1.Is it true that, to deploy a ray app, I would need to deploy one service and one deployment for the head node, and one deployment for the woker nodes?
2. if so, what is the difference between service head node and deployment head node?
which one should I give more resources to so that my app would be more performant?
3. if the deployment head node is the more important one, can I have more than one pods for the head node? should I?
4. if I am about to have 100 actors with one cpu per actor, is it better to have 100 pods with 1cpu each, or 10 pods with 10 cpus each? how about the head node, would a head node with 2 cpu be capable of handling so many woker actors?
I have been searching answers for days but sadly could find much information on this, any help would be greatly appreciated!
The preferred way to launch Ray on K8s is using the KubeRay operator which operates Ray clusters as “custom deployments” consisting of Ray pods. (Each K8s pod gets 1 Ray node.) https://ray-project.github.io/kuberay/
3.
Each Ray cluster has exactly 1 head pod, which fulfills central control function. You can have as many Ray workers as needed for the workload.
4.
Fewer big pods is generally better! Ray pods should be scaled to take up entire K8s nodes if possible.
I have been searching answers for days but sadly could find much information on this, any help would be greatly appreciated!

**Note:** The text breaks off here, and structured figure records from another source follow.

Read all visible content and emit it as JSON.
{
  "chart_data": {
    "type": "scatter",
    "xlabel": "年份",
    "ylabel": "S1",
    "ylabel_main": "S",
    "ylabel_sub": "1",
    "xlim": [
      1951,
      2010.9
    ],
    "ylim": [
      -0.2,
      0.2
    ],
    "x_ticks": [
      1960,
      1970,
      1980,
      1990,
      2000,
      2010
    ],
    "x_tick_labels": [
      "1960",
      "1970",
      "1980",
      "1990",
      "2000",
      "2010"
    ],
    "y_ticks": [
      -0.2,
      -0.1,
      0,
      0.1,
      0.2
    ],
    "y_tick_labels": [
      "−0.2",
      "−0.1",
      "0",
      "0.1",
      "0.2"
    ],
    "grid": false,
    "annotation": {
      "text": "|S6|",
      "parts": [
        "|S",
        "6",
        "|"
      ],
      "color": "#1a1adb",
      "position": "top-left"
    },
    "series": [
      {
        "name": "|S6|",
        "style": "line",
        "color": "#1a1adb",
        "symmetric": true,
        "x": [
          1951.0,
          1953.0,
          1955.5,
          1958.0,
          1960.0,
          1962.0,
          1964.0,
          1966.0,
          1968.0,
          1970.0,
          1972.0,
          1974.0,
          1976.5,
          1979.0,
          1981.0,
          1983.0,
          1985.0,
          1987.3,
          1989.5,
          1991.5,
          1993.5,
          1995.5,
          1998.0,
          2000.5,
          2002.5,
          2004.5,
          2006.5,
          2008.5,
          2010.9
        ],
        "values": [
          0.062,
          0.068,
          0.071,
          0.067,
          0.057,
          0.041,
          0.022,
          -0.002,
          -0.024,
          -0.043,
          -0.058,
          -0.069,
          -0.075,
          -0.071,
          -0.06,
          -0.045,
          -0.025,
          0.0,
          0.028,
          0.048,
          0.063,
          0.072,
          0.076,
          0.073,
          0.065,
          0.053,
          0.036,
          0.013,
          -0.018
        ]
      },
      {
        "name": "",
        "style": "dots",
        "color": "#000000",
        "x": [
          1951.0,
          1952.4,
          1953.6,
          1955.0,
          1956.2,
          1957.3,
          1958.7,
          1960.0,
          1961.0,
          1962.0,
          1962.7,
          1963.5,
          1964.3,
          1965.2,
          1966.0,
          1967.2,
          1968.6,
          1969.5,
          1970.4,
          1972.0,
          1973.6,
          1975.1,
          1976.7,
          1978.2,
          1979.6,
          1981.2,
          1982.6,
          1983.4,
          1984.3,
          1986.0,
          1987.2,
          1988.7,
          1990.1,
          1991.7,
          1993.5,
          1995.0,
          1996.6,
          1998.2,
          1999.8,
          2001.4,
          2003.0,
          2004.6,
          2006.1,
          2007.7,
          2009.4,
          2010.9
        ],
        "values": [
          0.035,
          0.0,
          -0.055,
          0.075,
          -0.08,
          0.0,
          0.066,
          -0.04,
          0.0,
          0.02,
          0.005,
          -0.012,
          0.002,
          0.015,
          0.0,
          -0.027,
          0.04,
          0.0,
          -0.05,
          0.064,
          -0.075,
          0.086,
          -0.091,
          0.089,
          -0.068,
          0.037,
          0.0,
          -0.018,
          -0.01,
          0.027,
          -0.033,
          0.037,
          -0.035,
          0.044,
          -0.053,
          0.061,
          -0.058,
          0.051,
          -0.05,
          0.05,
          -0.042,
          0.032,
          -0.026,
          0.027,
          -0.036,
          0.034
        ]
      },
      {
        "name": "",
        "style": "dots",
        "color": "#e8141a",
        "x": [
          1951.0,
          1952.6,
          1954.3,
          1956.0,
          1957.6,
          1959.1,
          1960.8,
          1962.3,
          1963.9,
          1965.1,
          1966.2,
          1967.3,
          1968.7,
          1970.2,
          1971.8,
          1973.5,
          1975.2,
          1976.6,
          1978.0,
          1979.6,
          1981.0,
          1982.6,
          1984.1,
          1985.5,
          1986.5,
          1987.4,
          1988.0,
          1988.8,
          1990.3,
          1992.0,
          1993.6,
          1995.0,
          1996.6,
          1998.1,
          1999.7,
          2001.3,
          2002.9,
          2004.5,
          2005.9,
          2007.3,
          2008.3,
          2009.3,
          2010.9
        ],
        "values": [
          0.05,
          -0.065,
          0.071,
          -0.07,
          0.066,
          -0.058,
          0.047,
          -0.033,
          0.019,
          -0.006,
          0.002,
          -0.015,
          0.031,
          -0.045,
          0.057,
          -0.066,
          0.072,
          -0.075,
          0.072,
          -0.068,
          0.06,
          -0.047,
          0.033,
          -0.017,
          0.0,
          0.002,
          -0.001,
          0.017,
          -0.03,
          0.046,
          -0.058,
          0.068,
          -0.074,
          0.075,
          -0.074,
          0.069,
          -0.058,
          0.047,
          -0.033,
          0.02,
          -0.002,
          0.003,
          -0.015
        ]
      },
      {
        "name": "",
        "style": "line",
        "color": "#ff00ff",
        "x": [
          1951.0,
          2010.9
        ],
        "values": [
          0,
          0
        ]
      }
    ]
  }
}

We’re working on fleshing out the docs! Do let us know if you any other questions.
Thanks for the quick reply, really appreciate that. and its a little awkward to say but I do have some follow-up questions.
WRT 1:
kuberay looks great, but is it an overkill if I don’t need the autoscaling feature of ray? currently I am planning to deploy a so called static ray cluster, where there are fixed numbers of pods within the cluster, is kuberay still necessary in this case:
WRT 3:
thanks for the clear answer, I actually opened an issue on this a few days ago, [Ray Core] Lack of documentation on ray head node · Issue #25958 · ray-project/ray · GitHub, a gentleman said that ‘the head node will creates multiple processes, … and utilize all those resources’, but I wasn’t certain about if it could be multiple pods. I am not too sure about how big should the head node be, is there a best practice on the ratio between head node cpu and ators(with 1 cpu per actor)?
something like: 1 cpu head node with 100 actors, 2 cpus head node with 200 cpu actors?
WRT4:
by “k8s nodes” did you mean something like ec2 instances? so if my k8s clusters is made up by
a few c5 4x large EC2 instance, then each pod should have cpus and memory of a single c5 4x large?
KubeRay can simplify configuration vs. directly setting up K8s deployments.
The docs are indeed vague on the issue of optimal resource allocation. The overall recommendation is experimentation – run some benchmarks to make sure you workload is using resources effectively. The head Ray pod is one pod running many processes (scheduling and control components, as well as potentially Ray workloads).
Yes, typically a Kubernetes Node corresponds to a cloud VM. Each pod should have CPUs and memory of the entire instance, leaving a bit of room for system daemons and other processes that run when the K8s node is not occupied by any user workloads.